Batch Send 100 Emails at a Time
let promises = [];
for (const email of emails) {
if (promises.length < 100) {
promises.push(sendEmail(email));
} else {
await Promise.all(promises);
promises = [];
}
}
With this solution we are sending 100 emails at a time. If we assume this has no effect on the time to send an email (hint it probably does) this new method will take (1,000,000 / 100) * 500ms or ~83 minutes.
Unfortunately, in practice, this does not match up with the results you see. The process, the network, and all kinds of other things can impact the performance of an individual request. Our 500 millisecond response time is an average over all requests, but the actual time to send and email varies drastically. In certain instances, an individual email send might take up to 60 seconds.
As written above, all 99 other emails may have completed being sent, but no new ones will start until the slow 60 second one completes.
With a concurrency of 100, 10,000 separate “batches” will be executed. Let’s now assume 1% of the time an email takes 60 seconds and 5% of the time an email takes 10 seconds. To simplify the math we’ll assume all other requests still take 500ms. 100 batches will now take a full minute and 500 batches will take 10 seconds. (100 * 60) + (500 * 10) + ((10000 - 600) * .5 seconds) = ~262 minutes. Our actual processing time is more than triple what it was supposed to be.
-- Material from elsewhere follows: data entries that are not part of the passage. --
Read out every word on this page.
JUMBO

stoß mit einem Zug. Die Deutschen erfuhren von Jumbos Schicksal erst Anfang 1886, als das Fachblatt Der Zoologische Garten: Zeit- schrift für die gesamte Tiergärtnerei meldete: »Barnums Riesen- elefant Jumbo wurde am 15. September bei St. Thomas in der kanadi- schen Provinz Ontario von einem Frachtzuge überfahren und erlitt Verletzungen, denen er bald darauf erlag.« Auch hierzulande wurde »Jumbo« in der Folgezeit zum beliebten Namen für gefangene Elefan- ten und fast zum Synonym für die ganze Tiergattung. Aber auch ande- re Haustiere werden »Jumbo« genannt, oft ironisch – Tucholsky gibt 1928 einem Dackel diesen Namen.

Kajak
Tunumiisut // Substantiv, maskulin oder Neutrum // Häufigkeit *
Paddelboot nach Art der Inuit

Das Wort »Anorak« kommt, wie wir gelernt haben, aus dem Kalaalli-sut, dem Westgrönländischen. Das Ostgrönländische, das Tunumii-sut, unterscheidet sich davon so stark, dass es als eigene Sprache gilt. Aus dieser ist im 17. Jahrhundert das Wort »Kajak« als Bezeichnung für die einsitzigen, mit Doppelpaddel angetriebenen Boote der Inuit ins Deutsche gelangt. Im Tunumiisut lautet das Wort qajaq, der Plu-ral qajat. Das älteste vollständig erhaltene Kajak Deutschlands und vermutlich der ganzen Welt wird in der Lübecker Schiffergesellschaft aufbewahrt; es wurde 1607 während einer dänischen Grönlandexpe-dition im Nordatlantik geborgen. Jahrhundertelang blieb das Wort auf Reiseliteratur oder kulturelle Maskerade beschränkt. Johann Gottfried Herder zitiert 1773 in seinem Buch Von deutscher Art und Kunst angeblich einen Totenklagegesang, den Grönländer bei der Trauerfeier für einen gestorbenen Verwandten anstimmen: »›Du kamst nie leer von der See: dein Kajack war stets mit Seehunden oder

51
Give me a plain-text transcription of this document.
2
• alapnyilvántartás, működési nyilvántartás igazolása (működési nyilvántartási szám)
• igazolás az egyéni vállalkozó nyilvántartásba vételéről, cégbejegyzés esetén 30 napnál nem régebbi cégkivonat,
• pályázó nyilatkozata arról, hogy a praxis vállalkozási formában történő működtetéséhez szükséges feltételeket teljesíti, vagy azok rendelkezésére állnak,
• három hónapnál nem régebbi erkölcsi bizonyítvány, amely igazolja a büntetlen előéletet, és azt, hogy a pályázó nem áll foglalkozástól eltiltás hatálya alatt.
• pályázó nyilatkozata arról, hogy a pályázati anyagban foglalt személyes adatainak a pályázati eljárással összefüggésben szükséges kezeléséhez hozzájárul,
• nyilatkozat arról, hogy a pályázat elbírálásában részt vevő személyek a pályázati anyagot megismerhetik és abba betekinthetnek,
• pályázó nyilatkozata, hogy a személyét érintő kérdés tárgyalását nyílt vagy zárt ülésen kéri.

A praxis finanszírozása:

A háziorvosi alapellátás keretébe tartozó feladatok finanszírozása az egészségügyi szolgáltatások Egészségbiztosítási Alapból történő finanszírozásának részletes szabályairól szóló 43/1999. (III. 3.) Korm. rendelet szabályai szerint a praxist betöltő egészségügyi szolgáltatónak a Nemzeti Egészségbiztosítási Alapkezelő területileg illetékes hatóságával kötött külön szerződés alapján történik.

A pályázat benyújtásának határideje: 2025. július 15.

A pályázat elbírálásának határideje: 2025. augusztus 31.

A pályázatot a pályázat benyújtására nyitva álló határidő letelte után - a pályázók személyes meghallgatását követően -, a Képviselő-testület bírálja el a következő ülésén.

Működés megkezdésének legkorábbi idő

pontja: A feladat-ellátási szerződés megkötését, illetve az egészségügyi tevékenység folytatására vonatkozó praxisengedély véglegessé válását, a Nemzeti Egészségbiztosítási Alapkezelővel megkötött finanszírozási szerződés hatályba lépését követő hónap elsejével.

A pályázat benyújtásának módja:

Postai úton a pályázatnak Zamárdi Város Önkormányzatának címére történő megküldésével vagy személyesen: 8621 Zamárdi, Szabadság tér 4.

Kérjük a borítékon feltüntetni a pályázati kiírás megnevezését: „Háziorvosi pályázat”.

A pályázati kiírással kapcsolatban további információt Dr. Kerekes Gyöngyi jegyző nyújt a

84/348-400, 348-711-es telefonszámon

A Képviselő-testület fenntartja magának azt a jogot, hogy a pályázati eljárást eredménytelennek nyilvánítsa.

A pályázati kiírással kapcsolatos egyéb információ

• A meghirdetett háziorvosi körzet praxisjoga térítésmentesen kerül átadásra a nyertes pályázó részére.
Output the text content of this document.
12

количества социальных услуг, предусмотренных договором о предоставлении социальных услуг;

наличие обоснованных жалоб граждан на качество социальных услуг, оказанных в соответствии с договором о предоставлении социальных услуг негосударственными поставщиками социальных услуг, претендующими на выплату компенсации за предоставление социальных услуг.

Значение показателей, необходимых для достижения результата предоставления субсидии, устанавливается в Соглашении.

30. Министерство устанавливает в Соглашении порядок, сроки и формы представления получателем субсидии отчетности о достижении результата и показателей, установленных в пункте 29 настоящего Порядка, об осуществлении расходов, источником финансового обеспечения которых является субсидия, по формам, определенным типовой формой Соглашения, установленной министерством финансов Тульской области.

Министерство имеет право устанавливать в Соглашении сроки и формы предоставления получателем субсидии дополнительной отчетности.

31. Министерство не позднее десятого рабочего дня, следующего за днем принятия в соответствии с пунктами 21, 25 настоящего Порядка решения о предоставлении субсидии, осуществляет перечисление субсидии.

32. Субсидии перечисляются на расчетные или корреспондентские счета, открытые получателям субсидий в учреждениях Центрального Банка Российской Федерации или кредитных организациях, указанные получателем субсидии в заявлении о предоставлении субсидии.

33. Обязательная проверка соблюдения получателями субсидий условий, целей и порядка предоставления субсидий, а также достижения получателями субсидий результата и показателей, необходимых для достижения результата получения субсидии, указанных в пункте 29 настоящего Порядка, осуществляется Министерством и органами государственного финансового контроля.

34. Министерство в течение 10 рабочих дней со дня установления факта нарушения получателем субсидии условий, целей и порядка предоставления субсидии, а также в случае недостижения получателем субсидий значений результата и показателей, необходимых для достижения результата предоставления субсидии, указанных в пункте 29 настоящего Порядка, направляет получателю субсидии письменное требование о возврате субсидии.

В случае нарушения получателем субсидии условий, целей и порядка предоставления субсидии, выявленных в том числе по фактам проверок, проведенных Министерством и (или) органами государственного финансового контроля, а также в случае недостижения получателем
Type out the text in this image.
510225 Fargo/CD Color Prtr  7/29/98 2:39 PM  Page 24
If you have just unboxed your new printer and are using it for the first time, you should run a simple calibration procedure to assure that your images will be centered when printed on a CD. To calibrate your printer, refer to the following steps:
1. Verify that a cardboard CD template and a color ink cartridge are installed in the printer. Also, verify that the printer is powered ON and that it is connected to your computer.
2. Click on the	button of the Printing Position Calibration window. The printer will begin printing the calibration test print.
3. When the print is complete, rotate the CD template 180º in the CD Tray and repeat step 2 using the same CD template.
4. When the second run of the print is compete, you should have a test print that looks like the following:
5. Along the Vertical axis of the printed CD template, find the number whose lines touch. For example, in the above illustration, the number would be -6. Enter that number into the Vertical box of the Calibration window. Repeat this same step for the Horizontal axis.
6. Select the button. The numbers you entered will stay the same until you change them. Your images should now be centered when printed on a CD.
Concurrently Process a Pool of Promises
The main problem with the previous solution is that all promises must complete before we move on. What we instead want is to make sure there are always 100 emails concurrently being sent at a time. This is where a “Promise Pool” comes in handy.
class PromisePool {
private concurrency: number;
private items: Promise<void>[] = [];
constructor({
concurrency
}: { concurrency: number }) {
this.concurrency = concurrency;
}
async add(asyncTaskFn: () => Promise<void>) {
if (this.items.length >= this.concurrency) {
// halt execution until fastest promise fulfills
await Promise.race(this.items);
}
const newlyAddedPromise = asyncTaskFn();
newlyAddedPromise.then(() => {
// When promise resolves remove it from stored array of promises
this.items = this.items.filter((filterItem) => {
return filterItem !== newlyAddedPromise;
});
});
this.items.push(newlyAddedPromise);
}
}
let promisePool = new PromisePool({
concurrency: 100
});
for (const email of emails) {
await promisePool.add(sendEmail.bind(this, email))
}
The for loop now looks almost as simple as our simple one by one sending. As soon as a promise resolves, a new one will fill it’s spot.
If we take the same assumptions where 1% of the time an email takes 60 seconds and 5% of the time an email takes 10 seconds, we’ll find that this becomes a lot less relevant. The calculation should start to average out to what we originally calculated: (1,000,000 / 100) * 500ms or ~83 minutes. Every one in a hundred requests will take a full minute, but while that is held up, there are still 99 other requests being processed.